Лариса Дмитриева, актриса:
Дорогой Лёша! Уснула в четыре утра- читая твою книгу- не могла оторваться…проснулась в 7-что для меня практически невероятно- и снова -читала…всё ложится на душу- в восприятии, в памяти, в оценках…какая удача,что мы вчера пересеклись,мб это не случайно- в Колин день рождения и мой день ангела- там , на небесах – что-то свершилось…спасибо им…убегаю, дочитаю…буду писать…обн…
Вера Чикер, психолог:
Дорогой Леша! Спасибо тебе за любую информацию о тебе, вашей с отцом незабываемой и рвущей душу красотой и глубиной чувств книге! Это для меня самое точное и человеческое, что отражает время нашей молодости – счастье, грусть, а по самому большому счету – трагедию поколения твоего талантливого отца. Часто думаю, что самым невыносимым в то время – мне так кажется сейчас – было то тотальное лицемерие, в котором не хотел жить твой отец. Вижу, что своими мыслями и негромкими, но бескомпромиссными поступками он передал это отношение тебе. Счастье, что ему было кому это передать!
Игорь Добряков, актер:
Лешенька прочитал твою замечательную книгу.Я давно не читал такие книги о любви. К отцу, к Ленинграду, к друзьям и собакам. Я уверен что ты передашь любовь своего отца к тебе своему сыну Жене.
Инна Степанова, актриса:
Лёшка! Какая прекрасная книга, не могла оторваться – тонко, умно, волнительно, за присест один, ей-богу! Спасибо тебе. Хотела настрочить внимательно, подробно, но 24х часов в сутках не хватает нынче.

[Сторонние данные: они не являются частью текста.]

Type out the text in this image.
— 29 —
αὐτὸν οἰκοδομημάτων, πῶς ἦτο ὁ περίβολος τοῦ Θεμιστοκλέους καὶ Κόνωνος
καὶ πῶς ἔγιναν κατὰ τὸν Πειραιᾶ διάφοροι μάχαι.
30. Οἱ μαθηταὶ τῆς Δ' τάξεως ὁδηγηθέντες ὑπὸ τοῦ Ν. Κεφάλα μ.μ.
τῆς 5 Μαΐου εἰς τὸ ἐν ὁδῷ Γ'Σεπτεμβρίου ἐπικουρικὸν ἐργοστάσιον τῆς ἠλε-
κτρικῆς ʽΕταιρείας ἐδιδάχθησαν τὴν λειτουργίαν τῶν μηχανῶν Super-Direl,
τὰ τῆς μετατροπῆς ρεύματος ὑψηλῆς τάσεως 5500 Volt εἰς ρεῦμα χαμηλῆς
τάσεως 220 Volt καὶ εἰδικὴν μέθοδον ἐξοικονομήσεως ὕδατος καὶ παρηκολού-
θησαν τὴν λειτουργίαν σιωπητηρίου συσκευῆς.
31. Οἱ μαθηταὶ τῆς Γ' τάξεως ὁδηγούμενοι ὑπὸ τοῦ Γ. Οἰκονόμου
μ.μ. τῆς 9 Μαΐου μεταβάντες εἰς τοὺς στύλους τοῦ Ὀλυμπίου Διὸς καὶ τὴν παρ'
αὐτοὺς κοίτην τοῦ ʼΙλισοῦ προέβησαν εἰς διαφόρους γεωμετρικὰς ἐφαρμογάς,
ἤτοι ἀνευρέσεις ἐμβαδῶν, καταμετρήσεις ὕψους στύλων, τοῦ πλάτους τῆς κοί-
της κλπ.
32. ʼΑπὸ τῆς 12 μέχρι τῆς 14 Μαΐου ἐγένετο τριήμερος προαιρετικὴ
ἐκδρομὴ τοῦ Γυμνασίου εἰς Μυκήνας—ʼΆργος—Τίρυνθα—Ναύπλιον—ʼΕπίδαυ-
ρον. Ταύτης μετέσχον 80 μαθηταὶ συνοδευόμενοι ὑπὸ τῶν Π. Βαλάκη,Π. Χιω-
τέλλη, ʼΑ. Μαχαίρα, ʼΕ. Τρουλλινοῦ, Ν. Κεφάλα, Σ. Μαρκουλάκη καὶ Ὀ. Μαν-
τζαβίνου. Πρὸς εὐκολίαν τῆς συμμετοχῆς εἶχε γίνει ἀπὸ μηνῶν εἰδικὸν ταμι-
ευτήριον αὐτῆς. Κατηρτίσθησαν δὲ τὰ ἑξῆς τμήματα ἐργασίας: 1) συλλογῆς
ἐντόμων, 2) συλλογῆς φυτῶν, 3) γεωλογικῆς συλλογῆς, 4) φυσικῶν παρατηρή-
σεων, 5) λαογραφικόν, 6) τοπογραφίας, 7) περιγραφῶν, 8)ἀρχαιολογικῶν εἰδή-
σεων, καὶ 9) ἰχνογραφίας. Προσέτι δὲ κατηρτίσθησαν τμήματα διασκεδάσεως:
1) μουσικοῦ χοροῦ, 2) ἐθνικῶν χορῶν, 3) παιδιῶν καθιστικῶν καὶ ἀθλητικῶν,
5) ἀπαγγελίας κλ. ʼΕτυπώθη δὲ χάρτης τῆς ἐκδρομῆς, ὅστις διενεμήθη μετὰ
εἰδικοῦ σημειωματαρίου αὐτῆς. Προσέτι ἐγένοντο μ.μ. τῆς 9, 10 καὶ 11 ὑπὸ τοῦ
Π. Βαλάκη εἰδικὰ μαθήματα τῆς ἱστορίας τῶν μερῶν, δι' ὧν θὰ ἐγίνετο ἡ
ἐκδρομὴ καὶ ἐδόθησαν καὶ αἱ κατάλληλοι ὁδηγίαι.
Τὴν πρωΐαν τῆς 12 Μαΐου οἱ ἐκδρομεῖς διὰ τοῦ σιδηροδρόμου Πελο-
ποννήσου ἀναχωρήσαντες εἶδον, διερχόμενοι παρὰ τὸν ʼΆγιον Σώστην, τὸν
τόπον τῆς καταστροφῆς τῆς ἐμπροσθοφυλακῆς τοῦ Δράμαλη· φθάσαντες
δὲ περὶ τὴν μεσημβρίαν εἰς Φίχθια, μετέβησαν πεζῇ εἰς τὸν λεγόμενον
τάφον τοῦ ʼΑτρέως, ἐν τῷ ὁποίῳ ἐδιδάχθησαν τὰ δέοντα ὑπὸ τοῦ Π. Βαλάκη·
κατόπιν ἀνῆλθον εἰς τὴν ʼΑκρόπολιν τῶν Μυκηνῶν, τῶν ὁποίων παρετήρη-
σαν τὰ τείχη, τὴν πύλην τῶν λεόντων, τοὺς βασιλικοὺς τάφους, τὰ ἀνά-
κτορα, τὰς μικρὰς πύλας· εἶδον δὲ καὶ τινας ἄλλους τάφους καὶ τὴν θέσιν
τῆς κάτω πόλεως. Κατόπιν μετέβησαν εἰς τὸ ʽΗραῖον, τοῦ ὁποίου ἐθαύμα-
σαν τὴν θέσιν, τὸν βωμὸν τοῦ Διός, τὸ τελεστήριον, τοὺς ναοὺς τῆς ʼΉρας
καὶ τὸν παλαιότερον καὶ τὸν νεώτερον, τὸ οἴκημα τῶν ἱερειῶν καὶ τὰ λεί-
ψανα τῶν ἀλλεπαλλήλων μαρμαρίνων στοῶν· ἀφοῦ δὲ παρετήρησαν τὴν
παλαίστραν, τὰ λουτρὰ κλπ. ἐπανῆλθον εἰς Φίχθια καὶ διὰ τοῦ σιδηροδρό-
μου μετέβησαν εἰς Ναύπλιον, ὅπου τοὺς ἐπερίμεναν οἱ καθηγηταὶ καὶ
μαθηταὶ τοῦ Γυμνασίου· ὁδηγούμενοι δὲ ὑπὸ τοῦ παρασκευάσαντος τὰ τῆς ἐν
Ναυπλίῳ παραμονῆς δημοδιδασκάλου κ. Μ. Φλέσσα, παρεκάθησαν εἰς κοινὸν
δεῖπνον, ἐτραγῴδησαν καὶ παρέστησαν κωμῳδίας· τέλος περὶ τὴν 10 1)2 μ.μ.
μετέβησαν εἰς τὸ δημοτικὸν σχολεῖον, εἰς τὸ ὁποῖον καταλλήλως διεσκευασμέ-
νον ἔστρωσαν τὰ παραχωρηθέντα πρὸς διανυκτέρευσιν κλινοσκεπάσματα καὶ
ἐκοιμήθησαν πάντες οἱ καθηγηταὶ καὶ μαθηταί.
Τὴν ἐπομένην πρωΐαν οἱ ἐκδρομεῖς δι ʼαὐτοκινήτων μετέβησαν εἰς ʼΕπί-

Пи.эс: очаровал, пленил маленький Лёка:)
пи.сэ.сэ: хочу такого остроумного сына:)
Анастасия Жербина, художник-гример:
Доброе утро..ночь..вечер? Проснулась на ковре в одежде, с книжкой.. и еще – у Вас просто замечательный папа!!!
Мария-Франциска Чепайтите, переводчик:
Проглотила вчера «Хлеб», читала до трех, не могла оторваться. Спасибо!
Алексей Филюшкин, художник по костюмам:
Лёшка, третий день читаю «Хлеб», какая же чудесная книга получилась!
Лариса Годунова, художник-гример:
Лешенька, дорогой! Спасибо за книжку! Спасибо за то, что познакомил с удивительным человеком! Талантливым, Честным, умным, добрым, настоящим… не много таких еще осталось… может и не осталось вовсе… мне кажется многое объясняется и в творческой жизни почему.. почему.. почему.. человек глубокопорядочный! сейчас и слова-то такого не к кому применить! А какой талантище! Мастер! Ты очень на него похож!